In APO Demand Planning, you can plan promotions or other special events separately from the rest of your forecast. Use Promotion Planning to record either one-time events or repeated events such as quarterly advertising campaigns. Other examples of promotions are trade fairs, trade discounts, dealer allowances, product displays, coupons, contests, free-standing inserts, as well as non-sales-related events such as competitors' activities, market intelligence, upward/downward economic trends, hurricanes, and tornados.
The advantages of planning promotions separately are:
· You have the ability to compare the unpromoted forecast with the promoted forecast.
· You have the ability to correct sales history by deducting from it past promotions, thus obtaining unpromoted historical data for the baseline forecast.
· The processes of baseline forecasting and promotion planning can be kept completely separate. For example, the sales force might do an initial forecast, which is uploaded from Excel spreadsheets, while marketing is responsible for promotion planning.
· In Administration of Demand Planning, you have created a planning area containing the following key figures:
¡ Baseline forecast
¡ Promotion plan
The promotions are stored in the promotion key figure. If you define a promotion as a percentage, the system converts it into an absolute number before storing it.
· If you wish to see the promotion key figure in interactive demand planning, you have created in a planning book a data view that contains a row for the promotion key figures. It is advisable to also have a row and key figure for the baseline forecast.
· If you wish to access promotion planning through interactive demand planning, you selected the Promotion view when creating the planning book.
· You have defined the “lowest level of detail” or promotion level at which promotions are saved by choosing from the SAP Easy Access menu Demand Planning ® Planning ®Promotion ® Maintain Promotion Key Figures. In the promotion definition the lowest level is the furthest characteristic to the right. You see the promotion definition in the promotion planning table.
· You have defined any promotion bases that you wish to use.
· You have created any cannibalization groups that you wish to use.
· You have created any promotion attribute types that you wish to use.

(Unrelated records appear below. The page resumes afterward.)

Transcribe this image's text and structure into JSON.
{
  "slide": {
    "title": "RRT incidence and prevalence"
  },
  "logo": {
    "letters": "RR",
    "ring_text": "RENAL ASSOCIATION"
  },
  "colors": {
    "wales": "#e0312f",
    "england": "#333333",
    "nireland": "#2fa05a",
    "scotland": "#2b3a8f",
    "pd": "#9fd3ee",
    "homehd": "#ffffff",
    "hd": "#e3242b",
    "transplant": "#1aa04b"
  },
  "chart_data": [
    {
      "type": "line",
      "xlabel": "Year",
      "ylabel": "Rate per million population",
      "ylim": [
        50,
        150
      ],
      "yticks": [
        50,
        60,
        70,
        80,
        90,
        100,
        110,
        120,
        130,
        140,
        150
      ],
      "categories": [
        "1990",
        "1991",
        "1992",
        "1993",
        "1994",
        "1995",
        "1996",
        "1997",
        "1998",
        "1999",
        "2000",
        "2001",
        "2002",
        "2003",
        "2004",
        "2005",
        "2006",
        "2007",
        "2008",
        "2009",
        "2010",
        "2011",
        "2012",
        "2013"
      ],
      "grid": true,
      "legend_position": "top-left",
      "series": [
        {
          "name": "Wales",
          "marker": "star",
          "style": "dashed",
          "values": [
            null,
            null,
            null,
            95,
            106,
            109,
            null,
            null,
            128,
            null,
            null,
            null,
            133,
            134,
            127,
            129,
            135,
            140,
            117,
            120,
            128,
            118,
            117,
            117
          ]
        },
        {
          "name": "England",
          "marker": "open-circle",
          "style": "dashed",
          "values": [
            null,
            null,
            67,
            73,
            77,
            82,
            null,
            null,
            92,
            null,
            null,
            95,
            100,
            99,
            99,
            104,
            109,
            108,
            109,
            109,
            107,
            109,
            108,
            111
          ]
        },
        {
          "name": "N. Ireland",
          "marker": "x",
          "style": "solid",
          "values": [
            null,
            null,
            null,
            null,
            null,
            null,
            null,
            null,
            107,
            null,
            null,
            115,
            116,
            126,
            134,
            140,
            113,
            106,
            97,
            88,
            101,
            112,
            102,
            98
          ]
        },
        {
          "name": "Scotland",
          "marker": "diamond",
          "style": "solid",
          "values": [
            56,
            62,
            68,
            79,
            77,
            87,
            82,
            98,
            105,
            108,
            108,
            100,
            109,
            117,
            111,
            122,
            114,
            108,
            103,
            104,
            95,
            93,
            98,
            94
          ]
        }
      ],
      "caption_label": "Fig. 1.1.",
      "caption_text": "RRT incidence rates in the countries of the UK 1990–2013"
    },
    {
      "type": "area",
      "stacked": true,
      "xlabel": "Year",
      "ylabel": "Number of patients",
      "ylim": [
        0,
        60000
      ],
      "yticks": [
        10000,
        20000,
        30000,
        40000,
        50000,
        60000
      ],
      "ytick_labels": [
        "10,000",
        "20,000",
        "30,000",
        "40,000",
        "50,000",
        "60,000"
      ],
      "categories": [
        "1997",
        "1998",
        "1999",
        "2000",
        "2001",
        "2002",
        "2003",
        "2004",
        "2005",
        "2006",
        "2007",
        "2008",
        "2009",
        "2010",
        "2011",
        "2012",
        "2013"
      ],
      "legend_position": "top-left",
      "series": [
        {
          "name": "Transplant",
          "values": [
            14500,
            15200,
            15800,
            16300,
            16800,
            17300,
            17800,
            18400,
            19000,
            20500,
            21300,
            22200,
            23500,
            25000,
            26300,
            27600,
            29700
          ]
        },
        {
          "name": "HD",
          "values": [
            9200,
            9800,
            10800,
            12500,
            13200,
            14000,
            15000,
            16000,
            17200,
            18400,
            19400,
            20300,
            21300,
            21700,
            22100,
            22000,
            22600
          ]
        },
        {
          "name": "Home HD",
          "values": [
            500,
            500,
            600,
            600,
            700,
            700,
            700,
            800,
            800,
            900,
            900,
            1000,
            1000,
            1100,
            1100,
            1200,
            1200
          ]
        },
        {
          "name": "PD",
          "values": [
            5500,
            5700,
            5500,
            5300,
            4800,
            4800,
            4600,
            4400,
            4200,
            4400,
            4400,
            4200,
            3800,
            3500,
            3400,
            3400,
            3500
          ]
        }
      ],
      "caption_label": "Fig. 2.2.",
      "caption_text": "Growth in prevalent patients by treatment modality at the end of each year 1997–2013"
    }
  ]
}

· If you wish to see the total of the baseline forecast and the promotion forecast in interactive demand planning, you have written a macro that adds together these two key figures and displays the result in a third row, which you determine yourself.
· You have decided whether you will release the promotion plan and the baseline demand plan to Supply Network Planning separately or together. If you wish to release them together, you have defined a key figure and a macro for this purpose and have included them in the data view.
If you want to release separately, you must release the promotion to a different category than the baseline forecast. When customizing the SNP planning area you must assign a key figure to the additional category.
The following steps describe one possible way to implement the promotion planning process.
1. The demand planner creates the baseline forecast using mass processing.
2. The demand planner checks the forecast results in interactive demand planning.
3. In promotion planning, promotions are created: for example, marketing's promotional calendars, trade promotions, and knowledge about the decline of a competitor are all applied to the sales key figure. Promotion planning is accessed through interactive demand planning.
4. In interactive forecasting, the demand planner views the impact of all planned promotions on total forecasted sales and makes the final adjustments to the demand plan.
5. The demand plan (the sum of the baseline forecast, the promotion plan and the final adjustments) is released to SNP.
6. The constrained SNP plan is passed back to Demand Planning.
7. The accuracy of the forecast is checked against actual data.